Turnaround for custom slipmats is normally about ten days to two weeks. “You just email your artwork to us,” Springfield explained. “We put it on a template, we send it back for approval and then we’ll run from one to thousands of pairs of slipmats.”

The San Diego-based company offers a sliding price structure with the cost of each slipmat going down the more you order. Individual slipmats start at about $20 each.

To submit your artwork and order your own custom set, visit:

Ion: iLP & Vinyl Forever

Even if you’re a total vinyl junkie, hauling all those records around can get cumbersome. Or maybe you want to hear that rare ‘70s funk LP you won in an online auction the next time you’re on the treadmill at the gym. To that end you’ll want to check out the iLP by Ion. The iLP is a turntable conversion system that enables you to transfer your vinyl records directly onto your iPod, iPhone or iPad.

“The iLP allows you to take you vinyl records and convert them to MP3s or WAV files,” explained Ion representative Fred Galkin. “It accommodates iPod Touch, iPhone, iPods, iPads, anything with a 30pin connector, and it goes direct. It’s also got a USB so if you want to store all your stuff on your computer, you can do that as well.”

The iLP features an RCA out that allows you to listen to your records while you are transferring them, or just to use it as a regular turntable. It retails for $99 and is available from major retailers across the U.S. Of course if you already happen to have a few turntables lying around, you may be better off with Vinyl Forever.

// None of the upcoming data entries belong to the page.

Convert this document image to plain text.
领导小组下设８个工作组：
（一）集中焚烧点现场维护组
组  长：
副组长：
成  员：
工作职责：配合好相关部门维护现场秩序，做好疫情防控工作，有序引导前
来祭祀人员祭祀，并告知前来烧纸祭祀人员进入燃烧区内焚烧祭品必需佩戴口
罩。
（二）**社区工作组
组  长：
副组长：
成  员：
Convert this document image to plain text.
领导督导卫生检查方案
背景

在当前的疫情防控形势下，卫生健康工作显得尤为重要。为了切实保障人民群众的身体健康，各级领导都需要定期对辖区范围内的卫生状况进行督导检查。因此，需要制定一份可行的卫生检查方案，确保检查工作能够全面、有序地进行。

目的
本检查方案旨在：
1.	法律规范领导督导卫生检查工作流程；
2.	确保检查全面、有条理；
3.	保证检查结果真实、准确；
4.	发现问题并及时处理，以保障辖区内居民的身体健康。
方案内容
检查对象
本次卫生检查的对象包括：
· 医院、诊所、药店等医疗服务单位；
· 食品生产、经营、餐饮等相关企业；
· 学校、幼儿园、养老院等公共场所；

“Vinyl Forever does everything iLP does if you already have your own turntable,” explains Galkin. “You plug your turntable in, it’s even got a ground and USB control. It comes with its own software, it’s called Easy Vinyl Tape Converter and it comes with all of our conversion products. Its very easy, very step-by-step, it tells you exactly when to drop the needle when to hit record, all of that stuff.”

The iLP retails for around $99 while the iPod-sized Vinyl Forever goes for just $34.99.